Teach This Poem is a weekly series featuring a poem from our online poetry collection, accompanied by interdisciplinary resources and activities designed to help K-12 teachers quickly and easily bring poetry into the classroom.

Featured Poem

Classroom Activities
  1. Warm-up: (pair share): Share with a partner the three best adjectives to describe yourself. 

  2. Before Reading the Poem (writing and pair share): Create a brainstorming web of all the things that represent your identity. Share with the same partner. (Teachers, you may want to create a web that you can show your students as a model.)

  3. Reading the Poem: Read the poem “how to say” by  Safia Elhillo silently. What do you notice about the poem? Annotate for any words or phrases that stand out to you or any questions you might have. 

  4. Listening to the Poem: Listen as the poem is read aloud twice, first by a student and then by the poet. Write down any additional words and phrases that stand out to you. Call back the lines that you like by saying these lines aloud with your partner. 

  5. Small-group Discussion: Share what you noticed in the poem with your partner and another pair of students. Based on what you just shared, what connections can you make between your own web and how the poem’s speaker views identity? 
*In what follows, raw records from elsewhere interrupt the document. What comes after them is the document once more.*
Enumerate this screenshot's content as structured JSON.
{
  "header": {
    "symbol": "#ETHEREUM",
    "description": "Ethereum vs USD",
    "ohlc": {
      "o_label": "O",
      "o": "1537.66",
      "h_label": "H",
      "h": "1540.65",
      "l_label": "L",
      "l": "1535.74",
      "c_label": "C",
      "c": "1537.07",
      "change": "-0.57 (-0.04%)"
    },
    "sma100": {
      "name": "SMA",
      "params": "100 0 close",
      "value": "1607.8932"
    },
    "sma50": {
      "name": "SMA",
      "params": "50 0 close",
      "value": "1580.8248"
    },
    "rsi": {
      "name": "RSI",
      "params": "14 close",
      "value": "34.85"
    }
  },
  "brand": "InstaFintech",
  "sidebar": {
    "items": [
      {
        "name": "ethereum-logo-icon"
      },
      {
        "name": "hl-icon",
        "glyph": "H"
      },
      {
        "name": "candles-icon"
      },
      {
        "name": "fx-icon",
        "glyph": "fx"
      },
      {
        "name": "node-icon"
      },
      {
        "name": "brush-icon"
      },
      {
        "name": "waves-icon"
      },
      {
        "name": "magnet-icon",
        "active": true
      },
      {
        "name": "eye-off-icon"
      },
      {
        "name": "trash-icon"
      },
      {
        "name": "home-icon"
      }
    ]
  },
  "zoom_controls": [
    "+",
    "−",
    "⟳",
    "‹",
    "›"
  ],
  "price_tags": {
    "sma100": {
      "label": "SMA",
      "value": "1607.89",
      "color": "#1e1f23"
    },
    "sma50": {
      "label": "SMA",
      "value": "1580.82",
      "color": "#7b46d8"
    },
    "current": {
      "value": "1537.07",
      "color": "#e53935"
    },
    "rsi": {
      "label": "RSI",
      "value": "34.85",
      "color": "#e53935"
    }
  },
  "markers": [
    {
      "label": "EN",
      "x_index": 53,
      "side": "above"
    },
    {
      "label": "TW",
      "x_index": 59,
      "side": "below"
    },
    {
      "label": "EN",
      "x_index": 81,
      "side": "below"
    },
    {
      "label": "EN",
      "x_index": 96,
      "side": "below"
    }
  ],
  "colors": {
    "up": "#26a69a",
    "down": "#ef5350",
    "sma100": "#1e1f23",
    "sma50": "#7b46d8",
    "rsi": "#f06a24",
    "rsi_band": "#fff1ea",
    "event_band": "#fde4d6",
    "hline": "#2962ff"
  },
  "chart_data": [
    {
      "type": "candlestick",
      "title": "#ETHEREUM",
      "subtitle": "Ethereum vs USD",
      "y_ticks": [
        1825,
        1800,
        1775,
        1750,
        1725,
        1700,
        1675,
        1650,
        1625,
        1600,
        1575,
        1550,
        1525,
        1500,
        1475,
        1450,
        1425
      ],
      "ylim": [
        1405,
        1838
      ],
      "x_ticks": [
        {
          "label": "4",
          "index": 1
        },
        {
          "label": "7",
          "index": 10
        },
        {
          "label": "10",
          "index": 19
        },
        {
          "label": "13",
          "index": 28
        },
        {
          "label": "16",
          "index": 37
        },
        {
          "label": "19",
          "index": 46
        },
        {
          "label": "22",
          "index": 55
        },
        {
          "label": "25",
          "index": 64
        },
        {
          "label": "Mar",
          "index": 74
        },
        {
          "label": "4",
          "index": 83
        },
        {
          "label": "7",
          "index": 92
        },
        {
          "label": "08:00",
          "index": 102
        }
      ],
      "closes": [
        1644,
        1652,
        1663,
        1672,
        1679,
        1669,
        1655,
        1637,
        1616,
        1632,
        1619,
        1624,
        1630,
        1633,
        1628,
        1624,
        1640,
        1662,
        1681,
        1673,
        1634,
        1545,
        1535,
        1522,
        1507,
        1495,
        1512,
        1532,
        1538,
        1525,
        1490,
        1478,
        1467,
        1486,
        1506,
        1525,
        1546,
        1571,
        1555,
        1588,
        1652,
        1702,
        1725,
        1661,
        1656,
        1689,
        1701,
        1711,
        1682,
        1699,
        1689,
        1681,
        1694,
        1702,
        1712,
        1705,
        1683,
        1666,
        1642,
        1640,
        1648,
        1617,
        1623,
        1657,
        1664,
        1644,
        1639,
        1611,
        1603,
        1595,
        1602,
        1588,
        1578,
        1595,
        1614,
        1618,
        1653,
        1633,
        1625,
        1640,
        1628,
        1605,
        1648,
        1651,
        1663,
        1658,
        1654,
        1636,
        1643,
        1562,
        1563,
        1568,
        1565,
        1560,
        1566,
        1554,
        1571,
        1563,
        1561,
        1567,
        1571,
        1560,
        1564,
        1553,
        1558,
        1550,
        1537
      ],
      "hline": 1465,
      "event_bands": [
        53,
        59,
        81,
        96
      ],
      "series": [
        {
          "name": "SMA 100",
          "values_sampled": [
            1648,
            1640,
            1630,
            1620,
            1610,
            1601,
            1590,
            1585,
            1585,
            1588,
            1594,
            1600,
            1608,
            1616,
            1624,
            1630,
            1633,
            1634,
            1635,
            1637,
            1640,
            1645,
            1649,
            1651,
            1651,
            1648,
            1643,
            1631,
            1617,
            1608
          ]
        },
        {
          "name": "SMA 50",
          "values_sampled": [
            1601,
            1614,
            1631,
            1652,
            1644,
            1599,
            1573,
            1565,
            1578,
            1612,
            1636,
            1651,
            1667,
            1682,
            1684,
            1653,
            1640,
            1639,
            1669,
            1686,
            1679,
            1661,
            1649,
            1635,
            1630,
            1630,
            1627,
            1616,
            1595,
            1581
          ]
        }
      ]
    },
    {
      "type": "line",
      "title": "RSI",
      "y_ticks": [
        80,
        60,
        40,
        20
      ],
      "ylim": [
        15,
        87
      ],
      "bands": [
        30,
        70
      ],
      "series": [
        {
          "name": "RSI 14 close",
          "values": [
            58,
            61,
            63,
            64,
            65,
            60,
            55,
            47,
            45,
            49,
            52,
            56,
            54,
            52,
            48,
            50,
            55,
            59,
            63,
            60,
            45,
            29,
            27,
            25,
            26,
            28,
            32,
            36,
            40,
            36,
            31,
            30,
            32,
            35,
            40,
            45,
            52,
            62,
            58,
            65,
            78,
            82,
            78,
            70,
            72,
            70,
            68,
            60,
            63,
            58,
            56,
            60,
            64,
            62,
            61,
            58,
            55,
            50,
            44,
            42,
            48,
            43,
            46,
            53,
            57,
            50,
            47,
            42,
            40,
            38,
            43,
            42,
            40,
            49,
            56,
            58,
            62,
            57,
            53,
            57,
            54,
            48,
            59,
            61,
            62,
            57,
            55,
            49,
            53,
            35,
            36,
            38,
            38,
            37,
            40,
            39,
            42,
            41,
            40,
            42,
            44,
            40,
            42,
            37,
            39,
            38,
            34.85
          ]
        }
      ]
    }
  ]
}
  6. Whole-class Discussion: What is the conflict in the poem? What might be meant by the phrase: “i dream my alternate selves each with a / face borrowed / from photographs of /the girl who became my grandmother   brows & body rounded & / cursive like arabic / but wake to the usual borderlands”?  

  7. Extension for Grades 7-8: Write a poem in which the different identities you described in your web collide. Or, write a poem focused on the importance of language.  

  8. Extension for Grades 9-12: Watch the video and read the transcript of Safia Elhillo’s Arab American Book Award acceptance speech here. How does the following part of the speech compare or contrast with the poem? “I have increasingly over the past few years had trouble with identifying as Arab as part of my identity, as Sudanese, as black. I’m still trying to find language to harness the strangeness and the intersection.” Choose to write an essay that answers this question. Or, create a self-portrait about your own identity that also includes a short artist statement about what you created. 

More Context for Teachers

In this video from the 2015 Poets Forum, poets Naomi Shihab Nye and Khaled Mattawa discuss the importance of engaging with voices from around the world, share some of their favorite international poets, and examine how education, translation, and online resources affect access to international poetry.